Numpy memmap in-place sort of a large matrix by column


I'd like to sort a matrix of shape (N, 2) on the first column where N >> system memory.

With in-memory numpy you can do:

x = np.array([[2, 10],[1, 20]])
sortix = x[:,0].argsort()
x = x[sortix]

But that appears to require that x[:,0].argsort() fit in memory, which won't work for memmap where N >> system memory (please correct me if this assumption is wrong).

Can I achieve this sort in-place with numpy memmap?

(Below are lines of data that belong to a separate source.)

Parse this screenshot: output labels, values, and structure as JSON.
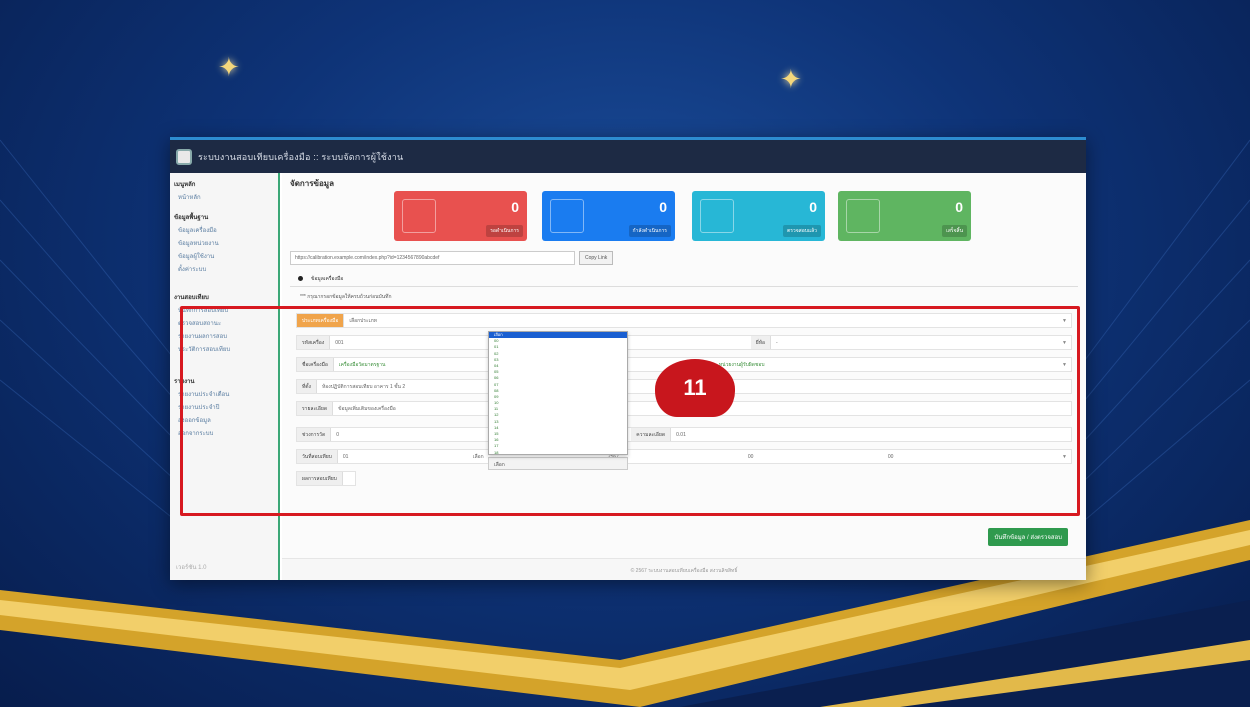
{
  "app": {
    "title": "ระบบงานสอบเทียบเครื่องมือ :: ระบบจัดการผู้ใช้งาน"
  },
  "sidebar": {
    "groups": [
      {
        "head": "เมนูหลัก",
        "items": [
          "หน้าหลัก"
        ]
      },
      {
        "head": "ข้อมูลพื้นฐาน",
        "items": [
          "ข้อมูลเครื่องมือ",
          "ข้อมูลหน่วยงาน",
          "ข้อมูลผู้ใช้งาน",
          "ตั้งค่าระบบ"
        ]
      },
      {
        "head": "งานสอบเทียบ",
        "items": [
          "บันทึกการสอบเทียบ",
          "ตรวจสอบสถานะ",
          "รายงานผลการสอบ",
          "ประวัติการสอบเทียบ"
        ]
      },
      {
        "head": "รายงาน",
        "items": [
          "รายงานประจำเดือน",
          "รายงานประจำปี",
          "ส่งออกข้อมูล",
          "ออกจากระบบ"
        ]
      }
    ],
    "footer": "เวอร์ชัน 1.0"
  },
  "main": {
    "page_title": "จัดการข้อมูล",
    "cards": [
      {
        "value": "0",
        "tag": "รอดำเนินการ",
        "color": "#e8514f"
      },
      {
        "value": "0",
        "tag": "กำลังดำเนินการ",
        "color": "#1a7cf0"
      },
      {
        "value": "0",
        "tag": "ตรวจสอบแล้ว",
        "color": "#27b7d6"
      },
      {
        "value": "0",
        "tag": "เสร็จสิ้น",
        "color": "#5fb561"
      }
    ],
    "url": "https://calibration.example.com/index.php?id=1234567890abcdef",
    "copy_label": "Copy Link",
    "tab_label": "ข้อมูลเครื่องมือ",
    "note": "*** กรุณากรอกข้อมูลให้ครบถ้วนก่อนบันทึก",
    "form": {
      "row1": {
        "label": "ประเภทเครื่องมือ",
        "value": "เลือกประเภท"
      },
      "row2": {
        "label": "รหัสเครื่อง",
        "value": "001",
        "label2": "ยี่ห้อ",
        "value2": "-"
      },
      "row3": {
        "label": "ชื่อเครื่องมือ",
        "value": "เครื่องมือวัดมาตรฐาน",
        "value2": "หน่วยงานผู้รับผิดชอบ"
      },
      "row4": {
        "label": "ที่ตั้ง",
        "value": "ห้องปฏิบัติการสอบเทียบ อาคาร 1 ชั้น 2"
      },
      "row5": {
        "label": "รายละเอียด",
        "value": "ข้อมูลเพิ่มเติมของเครื่องมือ"
      },
      "row6": {
        "label": "ช่วงการวัด",
        "value": "0",
        "label2": "ความละเอียด",
        "value2": "0.01"
      },
      "row7": {
        "label": "วันที่สอบเทียบ",
        "value": "01",
        "value2": "เลือก",
        "value3": "2567",
        "value4": "00",
        "value5": "00"
      },
      "row8": {
        "label": "ผลการสอบเทียบ"
      }
    },
    "dropdown_options": [
      "เลือก",
      "00",
      "01",
      "02",
      "03",
      "04",
      "05",
      "06",
      "07",
      "08",
      "09",
      "10",
      "11",
      "12",
      "13",
      "14",
      "15",
      "16",
      "17",
      "18"
    ],
    "save_label": "บันทึกข้อมูล / ส่งตรวจสอบ",
    "footer": "© 2567 ระบบงานสอบเทียบเครื่องมือ สงวนลิขสิทธิ์"
  },
  "overlay": {
    "step_number": "11",
    "highlight_color": "#d71920"
  }
}
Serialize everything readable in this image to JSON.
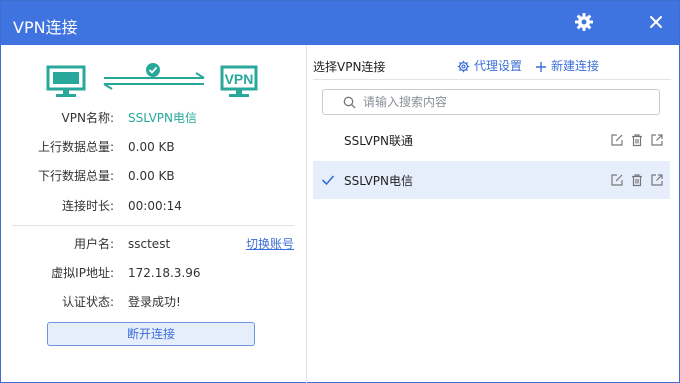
{
  "window": {
    "title": "VPN连接"
  },
  "status": {
    "vpn_name_label": "VPN名称:",
    "vpn_name": "SSLVPN电信",
    "upload_label": "上行数据总量:",
    "upload": "0.00 KB",
    "download_label": "下行数据总量:",
    "download": "0.00 KB",
    "duration_label": "连接时长:",
    "duration": "00:00:14",
    "username_label": "用户名:",
    "username": "ssctest",
    "switch_account": "切换账号",
    "ip_label": "虚拟IP地址:",
    "ip": "172.18.3.96",
    "auth_label": "认证状态:",
    "auth": "登录成功!",
    "disconnect": "断开连接",
    "badge_text": "VPN"
  },
  "connections": {
    "title": "选择VPN连接",
    "proxy_settings": "代理设置",
    "new_connection": "新建连接",
    "search_placeholder": "请输入搜索内容",
    "items": [
      {
        "name": "SSLVPN联通",
        "selected": false
      },
      {
        "name": "SSLVPN电信",
        "selected": true
      }
    ]
  },
  "colors": {
    "titlebar": "#3f74e0",
    "accent": "#28a89a",
    "link": "#3b6fd6",
    "selected_row": "#e6edfb"
  }
}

(assume heapsort is used for sorting and simple numeric data types are used)


Solution

  • The solution may be simple, using the order argument to an in place sort. Of course, order requires fieldnames, so those have to be added first.

    d = x.dtype
    x = x.view(dtype=[(str(i), d) for i in range(x.shape[-1])])
    array([[(2, 10)],
       [(1, 20)]], dtype=[('0', '<i8'), ('1', '<i8')])
    

    The field names are strings, corresponding to the column indices. Sorting can be done in place with

    x.sort(order='0', axis=0)
    

    Then convert back to a regular array with the original datatype

    x.view(d)
    array([[ 1, 20],
       [ 2, 10]])
    

    That should work, although you may need to change how the view is taken depending on how the data is stored on disk, see the docs

    For a.view(some_dtype), if some_dtype has a different number of bytes per entry than the previous dtype (for example, converting a regular array to a structured array), then the behavior of the view cannot be predicted just from the superficial appearance of a (shown by print(a)). It also depends on exactly how a is stored in memory. Therefore if a is C-ordered versus fortran-ordered, versus defined as a slice or transpose, etc., the view may give different results.